We introduced a novel, memory-efficient streaming algorithm for a variant of the quantum Schur transform, a fundamental tool in quantum computing. This enables significant memory savings and makes quantum learning tasks feasible on much smaller devices. Our work also shows that quantum advantage can persist under certain noise conditions, challenging previous assumptions about the impact of errors in quantum computations.

Finally, we applied our streaming algorithm to quantum state tomography, developing a new method that remains sample-optimal while significantly improving memory efficiency. This breakthrough makes state reconstruction more practical for near-term quantum devices, addressing key scalability challenges.

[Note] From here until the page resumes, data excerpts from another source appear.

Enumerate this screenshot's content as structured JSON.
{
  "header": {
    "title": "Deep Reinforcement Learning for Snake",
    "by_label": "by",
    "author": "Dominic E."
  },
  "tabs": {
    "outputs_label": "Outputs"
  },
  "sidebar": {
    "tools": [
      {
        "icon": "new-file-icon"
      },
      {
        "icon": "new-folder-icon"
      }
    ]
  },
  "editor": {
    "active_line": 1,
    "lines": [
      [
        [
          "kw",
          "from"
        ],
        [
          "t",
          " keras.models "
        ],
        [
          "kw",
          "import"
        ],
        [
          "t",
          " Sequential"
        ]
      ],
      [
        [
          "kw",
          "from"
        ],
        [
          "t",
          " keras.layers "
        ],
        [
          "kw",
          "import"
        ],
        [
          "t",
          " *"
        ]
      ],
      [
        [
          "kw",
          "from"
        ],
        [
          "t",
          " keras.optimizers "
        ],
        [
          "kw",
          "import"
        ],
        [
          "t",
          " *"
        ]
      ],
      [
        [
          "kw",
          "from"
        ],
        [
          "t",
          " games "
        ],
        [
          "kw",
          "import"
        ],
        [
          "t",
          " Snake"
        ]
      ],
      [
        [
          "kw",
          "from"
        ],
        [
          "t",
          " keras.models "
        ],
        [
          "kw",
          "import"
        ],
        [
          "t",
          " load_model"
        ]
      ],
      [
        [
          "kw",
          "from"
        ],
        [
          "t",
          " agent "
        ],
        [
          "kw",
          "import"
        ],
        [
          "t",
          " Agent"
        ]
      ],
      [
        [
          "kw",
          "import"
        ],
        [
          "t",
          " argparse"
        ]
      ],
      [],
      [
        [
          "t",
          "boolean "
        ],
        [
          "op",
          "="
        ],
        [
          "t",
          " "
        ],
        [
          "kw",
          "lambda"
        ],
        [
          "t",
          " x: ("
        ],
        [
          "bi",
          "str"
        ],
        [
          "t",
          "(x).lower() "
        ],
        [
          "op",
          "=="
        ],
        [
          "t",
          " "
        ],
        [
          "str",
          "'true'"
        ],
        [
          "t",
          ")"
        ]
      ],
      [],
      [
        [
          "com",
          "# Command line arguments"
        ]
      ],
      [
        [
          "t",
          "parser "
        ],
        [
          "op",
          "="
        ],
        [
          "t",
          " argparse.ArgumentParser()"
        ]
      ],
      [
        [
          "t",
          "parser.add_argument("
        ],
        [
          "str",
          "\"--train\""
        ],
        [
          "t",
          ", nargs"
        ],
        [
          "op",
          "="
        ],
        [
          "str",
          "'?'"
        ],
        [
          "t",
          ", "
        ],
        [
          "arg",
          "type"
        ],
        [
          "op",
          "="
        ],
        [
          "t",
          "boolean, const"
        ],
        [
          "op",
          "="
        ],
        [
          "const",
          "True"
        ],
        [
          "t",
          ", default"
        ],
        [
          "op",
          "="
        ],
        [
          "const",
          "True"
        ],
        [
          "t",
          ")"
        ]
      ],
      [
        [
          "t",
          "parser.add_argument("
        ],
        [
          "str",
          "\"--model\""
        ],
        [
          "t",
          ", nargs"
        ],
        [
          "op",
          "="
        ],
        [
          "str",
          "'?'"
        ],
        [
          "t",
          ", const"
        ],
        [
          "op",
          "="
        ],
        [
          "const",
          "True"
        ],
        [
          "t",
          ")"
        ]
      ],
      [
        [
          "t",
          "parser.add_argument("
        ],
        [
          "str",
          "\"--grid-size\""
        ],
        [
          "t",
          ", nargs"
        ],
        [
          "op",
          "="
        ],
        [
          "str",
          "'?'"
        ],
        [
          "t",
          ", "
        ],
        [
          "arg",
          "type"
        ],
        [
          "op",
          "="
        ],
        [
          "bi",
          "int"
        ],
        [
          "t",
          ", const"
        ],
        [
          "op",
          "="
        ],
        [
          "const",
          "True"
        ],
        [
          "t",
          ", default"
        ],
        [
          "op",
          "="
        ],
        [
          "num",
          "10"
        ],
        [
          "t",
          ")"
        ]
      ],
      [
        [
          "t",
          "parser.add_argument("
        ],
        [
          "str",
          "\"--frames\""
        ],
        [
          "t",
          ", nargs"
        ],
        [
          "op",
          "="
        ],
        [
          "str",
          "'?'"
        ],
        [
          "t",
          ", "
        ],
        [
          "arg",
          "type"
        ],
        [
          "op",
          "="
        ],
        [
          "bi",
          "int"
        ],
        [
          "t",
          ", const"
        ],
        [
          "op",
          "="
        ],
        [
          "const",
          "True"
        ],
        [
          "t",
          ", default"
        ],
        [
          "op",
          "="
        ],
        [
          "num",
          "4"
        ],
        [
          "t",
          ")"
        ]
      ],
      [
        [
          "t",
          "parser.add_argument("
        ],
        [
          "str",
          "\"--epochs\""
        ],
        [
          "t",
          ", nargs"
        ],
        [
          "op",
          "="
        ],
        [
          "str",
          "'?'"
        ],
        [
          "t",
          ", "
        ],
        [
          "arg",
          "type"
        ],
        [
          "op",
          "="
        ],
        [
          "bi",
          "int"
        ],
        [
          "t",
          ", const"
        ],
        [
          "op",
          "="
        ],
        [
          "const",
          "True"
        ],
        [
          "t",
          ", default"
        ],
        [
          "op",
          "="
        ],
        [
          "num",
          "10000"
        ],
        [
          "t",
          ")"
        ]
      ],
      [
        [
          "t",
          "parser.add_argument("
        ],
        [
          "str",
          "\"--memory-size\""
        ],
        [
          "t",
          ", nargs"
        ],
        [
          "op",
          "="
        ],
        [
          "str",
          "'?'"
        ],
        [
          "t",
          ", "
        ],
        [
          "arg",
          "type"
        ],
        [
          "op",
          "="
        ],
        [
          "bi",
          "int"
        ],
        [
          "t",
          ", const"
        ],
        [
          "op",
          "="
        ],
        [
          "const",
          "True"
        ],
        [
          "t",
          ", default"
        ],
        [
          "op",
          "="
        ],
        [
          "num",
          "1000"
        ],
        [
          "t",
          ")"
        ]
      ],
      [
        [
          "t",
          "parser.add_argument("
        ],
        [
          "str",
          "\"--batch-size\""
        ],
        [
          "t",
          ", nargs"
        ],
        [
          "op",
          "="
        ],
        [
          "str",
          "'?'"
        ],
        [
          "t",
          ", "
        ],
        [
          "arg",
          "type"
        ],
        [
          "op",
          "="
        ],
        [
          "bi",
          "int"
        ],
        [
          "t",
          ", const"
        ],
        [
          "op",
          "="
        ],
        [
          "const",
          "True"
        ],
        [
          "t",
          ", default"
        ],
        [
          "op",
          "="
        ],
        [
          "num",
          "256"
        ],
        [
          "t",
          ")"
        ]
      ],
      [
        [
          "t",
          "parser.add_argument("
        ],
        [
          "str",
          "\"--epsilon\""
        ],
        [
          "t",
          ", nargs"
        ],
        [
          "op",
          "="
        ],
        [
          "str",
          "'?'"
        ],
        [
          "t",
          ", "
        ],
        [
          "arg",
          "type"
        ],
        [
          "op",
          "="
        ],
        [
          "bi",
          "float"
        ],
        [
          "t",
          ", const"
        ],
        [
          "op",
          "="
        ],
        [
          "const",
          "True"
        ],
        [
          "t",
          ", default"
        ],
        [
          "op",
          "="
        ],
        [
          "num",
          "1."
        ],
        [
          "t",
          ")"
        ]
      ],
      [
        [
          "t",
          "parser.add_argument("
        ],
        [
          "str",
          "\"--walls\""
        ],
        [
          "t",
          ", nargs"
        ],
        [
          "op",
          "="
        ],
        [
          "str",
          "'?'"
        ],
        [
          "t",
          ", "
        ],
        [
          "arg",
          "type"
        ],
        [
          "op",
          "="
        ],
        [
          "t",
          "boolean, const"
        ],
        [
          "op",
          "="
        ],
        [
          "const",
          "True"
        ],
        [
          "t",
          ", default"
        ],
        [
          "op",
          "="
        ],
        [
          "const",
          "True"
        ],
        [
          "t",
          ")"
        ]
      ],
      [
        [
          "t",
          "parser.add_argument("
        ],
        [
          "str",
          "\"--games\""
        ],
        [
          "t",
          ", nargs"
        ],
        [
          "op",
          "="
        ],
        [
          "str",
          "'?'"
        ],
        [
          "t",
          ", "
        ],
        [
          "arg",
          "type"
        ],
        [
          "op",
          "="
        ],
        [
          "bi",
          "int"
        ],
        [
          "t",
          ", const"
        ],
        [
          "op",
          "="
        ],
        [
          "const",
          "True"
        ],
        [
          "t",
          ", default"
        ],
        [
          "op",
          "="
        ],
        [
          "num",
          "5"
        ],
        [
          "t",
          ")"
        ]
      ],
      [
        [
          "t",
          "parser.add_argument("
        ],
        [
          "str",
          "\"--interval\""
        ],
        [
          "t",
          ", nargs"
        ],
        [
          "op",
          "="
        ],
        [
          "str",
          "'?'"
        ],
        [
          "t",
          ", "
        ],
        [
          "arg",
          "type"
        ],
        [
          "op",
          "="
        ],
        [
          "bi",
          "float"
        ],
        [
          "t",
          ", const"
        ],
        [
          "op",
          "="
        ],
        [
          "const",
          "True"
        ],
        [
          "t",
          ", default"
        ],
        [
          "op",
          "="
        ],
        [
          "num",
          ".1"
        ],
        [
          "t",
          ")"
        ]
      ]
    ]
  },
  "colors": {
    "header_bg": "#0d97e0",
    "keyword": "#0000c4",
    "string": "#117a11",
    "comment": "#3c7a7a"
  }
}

The results of this research have significant potential impacts across multiple areas of quantum computing and information science:

- Stronger Quantum Verification: The entanglement-assisted protocol for certifying quantum measurement devices enhances security and reliability in cryptographic applications, paving the way for more trustworthy quantum technologies.

- Advancements in Quantum Complexity Theory: By extending classical complexity concepts to quantum systems, our work deepens the understanding of problem hardness in quantum computing and provides new tools for solving complex quantum constraint satisfaction problems.

- Improved Efficiency for Quantum Algorithms: The development of a memory-efficient streaming algorithm for the Schur transform enables quantum learning tasks on smaller, near-term devices, making quantum computing more practical and scalable.

- Better Noise Management in Quantum Computation: Our findings on quantum advantage persistence under noise suggest new ways to mitigate errors, which is crucial for building reliable and fault-tolerant quantum systems.

- Enhanced Quantum State Tomography: The improved tomography method reduces memory requirements, making state reconstruction feasible on limited quantum hardware, a critical step toward real-world quantum applications.

Overall, these contributions help bridge the gap between theoretical advancements and practical quantum computing, accelerating progress toward scalable and efficient quantum technologies.